While embodiments have been described in the context of fully functioning computers and computer systems, those skilled in the art will appreciate that the various embodiments are capable of being distributed as a program product in a variety of forms and that the disclosure applies equally regardless of the particular type of machine- or computer-readable media used to actually effect the distribution.

Although the above Detailed Description describes certain embodiments and the best mode contemplated, no matter how detailed the above appears in text, the embodiments can be practiced in many ways. Details of the systems and methods may vary considerably in their implementation details while still being encompassed by the specification. As noted above, particular terminology used when describing certain features or aspects of various embodiments should not be taken to imply that the terminology is being redefined herein to be restricted to any specific characteristics, features, or aspects of the disclosed technique with which that terminology is associated. In general, the terms used in the following claims should not be construed to limit the disclosure to the specific embodiments disclosed in the specification, unless those terms are explicitly defined herein. Accordingly, the actual scope of the technique encompasses not only the disclosed embodiments but also all equivalent ways of practicing or implementing the embodiments under the claims.

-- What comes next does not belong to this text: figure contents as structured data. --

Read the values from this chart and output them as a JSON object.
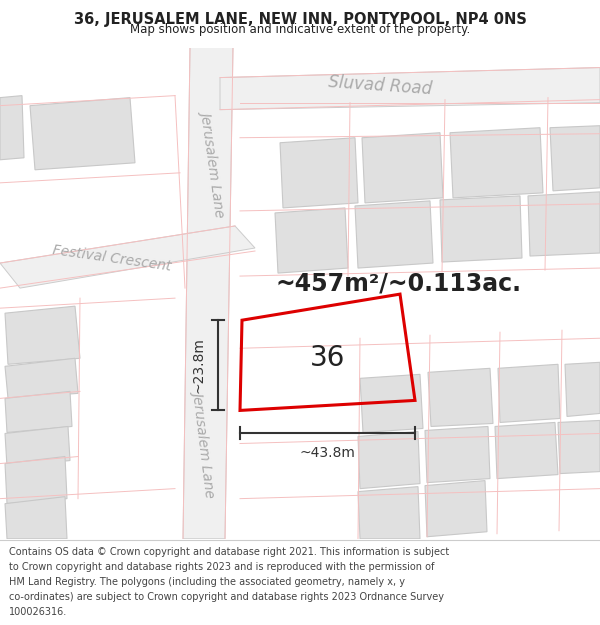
{
  "title": "36, JERUSALEM LANE, NEW INN, PONTYPOOL, NP4 0NS",
  "subtitle": "Map shows position and indicative extent of the property.",
  "area_text": "~457m²/~0.113ac.",
  "label_36": "36",
  "dim_width": "~43.8m",
  "dim_height": "~23.8m",
  "map_bg": "#ffffff",
  "building_fill": "#e0e0e0",
  "building_stroke": "#c8c8c8",
  "road_fill": "#f0f0f0",
  "road_stroke": "#cccccc",
  "plot_stroke": "#dd0000",
  "dim_line_color": "#333333",
  "text_color": "#222222",
  "road_text_color": "#aaaaaa",
  "light_red": "#f5c0c0",
  "title_fontsize": 10.5,
  "subtitle_fontsize": 8.5,
  "footer_fontsize": 7.0,
  "area_fontsize": 17,
  "label_fontsize": 20,
  "dim_fontsize": 10,
  "road_fontsize": 10,
  "footer_lines": [
    "Contains OS data © Crown copyright and database right 2021. This information is subject",
    "to Crown copyright and database rights 2023 and is reproduced with the permission of",
    "HM Land Registry. The polygons (including the associated geometry, namely x, y",
    "co-ordinates) are subject to Crown copyright and database rights 2023 Ordnance Survey",
    "100026316."
  ]
}
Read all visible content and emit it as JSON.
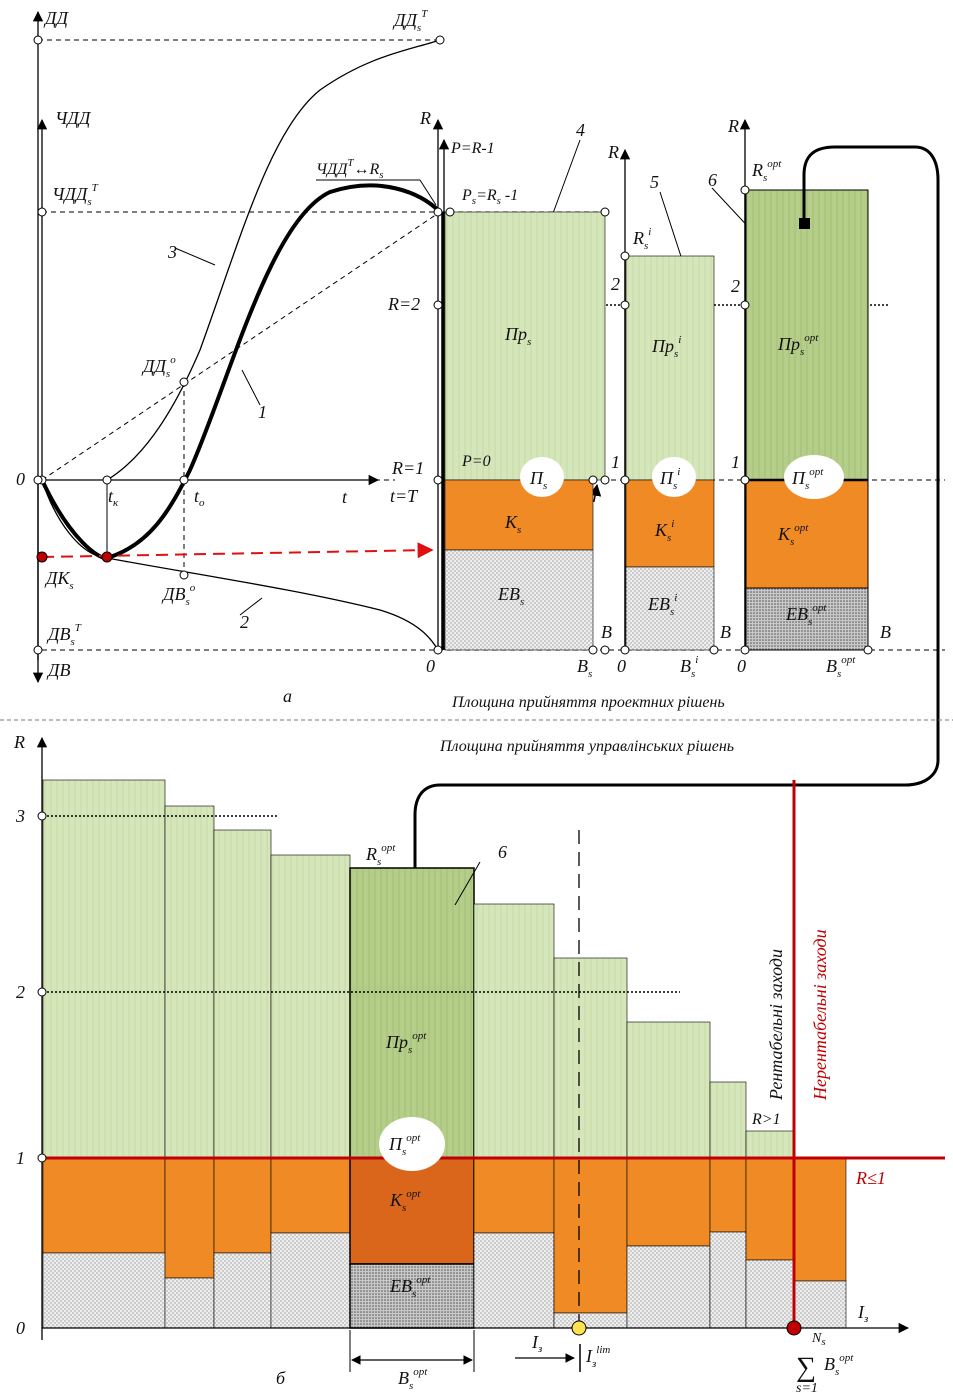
{
  "colors": {
    "light_green": "#d4e4b8",
    "mid_green": "#b2cb86",
    "orange": "#f08a24",
    "dark_orange": "#d9661a",
    "stipple": "#dcdcdc",
    "dark_stipple": "#bdbdbd",
    "red_line": "#c00000",
    "yellow_marker": "#ffe14d"
  },
  "top": {
    "axis": {
      "dd": "ДД",
      "chdd": "ЧДД",
      "dv": "ДВ",
      "t": "t",
      "zero": "0",
      "dd_T": "ДД",
      "dd_T_sub": "s",
      "dd_T_sup": "T",
      "chdd_T": "ЧДД",
      "chdd_T_sub": "s",
      "chdd_T_sup": "T",
      "dv_T": "ДВ",
      "dv_T_sub": "s",
      "dv_T_sup": "T",
      "dd_o": "ДД",
      "dd_o_sub": "s",
      "dd_o_sup": "o",
      "dv_o": "ДВ",
      "dv_o_sub": "s",
      "dv_o_sup": "o",
      "dk": "ДК",
      "dk_sub": "s",
      "t_k": "t",
      "t_k_sub": "к",
      "t_o": "t",
      "t_o_sub": "o",
      "t_eq_T": "t=T",
      "chdd_R_lead": "ЧДД",
      "chdd_R_sup": "T",
      "chdd_R_arrow": "↔R",
      "chdd_R_sub": "s"
    },
    "curve_labels": {
      "c1": "1",
      "c2": "2",
      "c3": "3"
    },
    "panel_s": {
      "R": "R",
      "P_eq": "P=R-1",
      "Ps_eq": "P",
      "Ps_eq_sub": "s",
      "Ps_eq_rest": "=R",
      "Ps_eq_sub2": "s",
      "Ps_eq_tail": " -1",
      "R2": "R=2",
      "R1": "R=1",
      "P0": "P=0",
      "num": "4",
      "Pr": "Пр",
      "Pr_sub": "s",
      "Pi": "П",
      "Pi_sub": "s",
      "K": "K",
      "K_sub": "s",
      "EB": "ЕВ",
      "EB_sub": "s",
      "B": "B",
      "Bs": "B",
      "Bs_sub": "s",
      "zero": "0"
    },
    "panel_i": {
      "R": "R",
      "Ri": "R",
      "Ri_sub": "s",
      "Ri_sup": "i",
      "two": "2",
      "one": "1",
      "num": "5",
      "Pr": "Пр",
      "Pr_sub": "s",
      "Pr_sup": "i",
      "Pi": "П",
      "Pi_sub": "s",
      "Pi_sup": "i",
      "K": "K",
      "K_sub": "s",
      "K_sup": "i",
      "EB": "ЕВ",
      "EB_sub": "s",
      "EB_sup": "i",
      "B": "B",
      "Bs": "B",
      "Bs_sub": "s",
      "Bs_sup": "i",
      "zero": "0"
    },
    "panel_opt": {
      "R": "R",
      "Ropt": "R",
      "Ropt_sub": "s",
      "Ropt_sup": "opt",
      "two": "2",
      "one": "1",
      "num": "6",
      "Pr": "Пр",
      "Pr_sub": "s",
      "Pr_sup": "opt",
      "Pi": "П",
      "Pi_sub": "s",
      "Pi_sup": "opt",
      "K": "K",
      "K_sub": "s",
      "K_sup": "opt",
      "EB": "ЕВ",
      "EB_sub": "s",
      "EB_sup": "opt",
      "B": "B",
      "Bs": "B",
      "Bs_sub": "s",
      "Bs_sup": "opt",
      "zero": "0"
    },
    "caption_a": "а",
    "plane_design": "Площина прийняття проектних рішень"
  },
  "bottom": {
    "plane_mgmt": "Площина прийняття управлінських рішень",
    "axis_R": "R",
    "tick_0": "0",
    "tick_1": "1",
    "tick_2": "2",
    "tick_3": "3",
    "axis_I": "I",
    "axis_I_sub": "з",
    "Ropt": "R",
    "Ropt_sub": "s",
    "Ropt_sup": "opt",
    "num": "6",
    "Pr": "Пр",
    "Pr_sub": "s",
    "Pr_sup": "opt",
    "Pi": "П",
    "Pi_sub": "s",
    "Pi_sup": "opt",
    "K": "K",
    "K_sub": "s",
    "K_sup": "opt",
    "EB": "ЕВ",
    "EB_sub": "s",
    "EB_sup": "opt",
    "Bopt": "B",
    "Bopt_sub": "s",
    "Bopt_sup": "opt",
    "I_step": "I",
    "I_step_sub": "з",
    "I_lim": "I",
    "I_lim_sub": "з",
    "I_lim_sup": "lim",
    "sum_N": "N",
    "sum_N_sub": "s",
    "sum_sigma": "∑",
    "sum_B": "B",
    "sum_B_sub": "s",
    "sum_B_sup": "opt",
    "sum_s1": "s=1",
    "r_gt_1": "R>1",
    "r_le_1": "R≤1",
    "profitable": "Рентабельні заходи",
    "unprofitable": "Нерентабельні заходи",
    "caption_b": "б"
  }
}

The language used in the specification has been principally selected for readability and instructional purposes, and it may not have been selected to delineate or circumscribe the inventive subject matter. It is therefore intended that the scope of the technique be limited not by this Detailed Description, but rather by any claims that issue on an application based hereon. Accordingly, the disclosure of various embodiments is intended to be illustrative, but not limiting, of the scope of the embodiments, which is set forth in the following claims.

From the foregoing, it will be appreciated that specific embodiments of the invention have been described herein for purposes of illustration, but that various modifications may be made without deviating from the scope of the invention. Accordingly, the invention is not limited except as by the appended claims.

Claims

1. An electronic device, comprising:

one or more processors; and

memory storing instructions, wherein the processor is configured to execute the instructions such that the processor and memory are configured to:

determine that a device is missing configuration settings to use a first wireless network implemented using a first protocol, the determination based on communicating with the first device using a second wireless network implemented using a second protocol, the first protocol being a wireless local area network (WLAN) protocol, the second protocol being a personal area network (PAN) protocol;

determine the configuration settings for the device to use the first wireless network, the configuration settings including authentication credentials of the first wireless network; and

provide the configuration settings including the authentication credentials to the first wireless network implemented using the WLAN protocol to the device using the second wireless network implemented using the PAN protocol.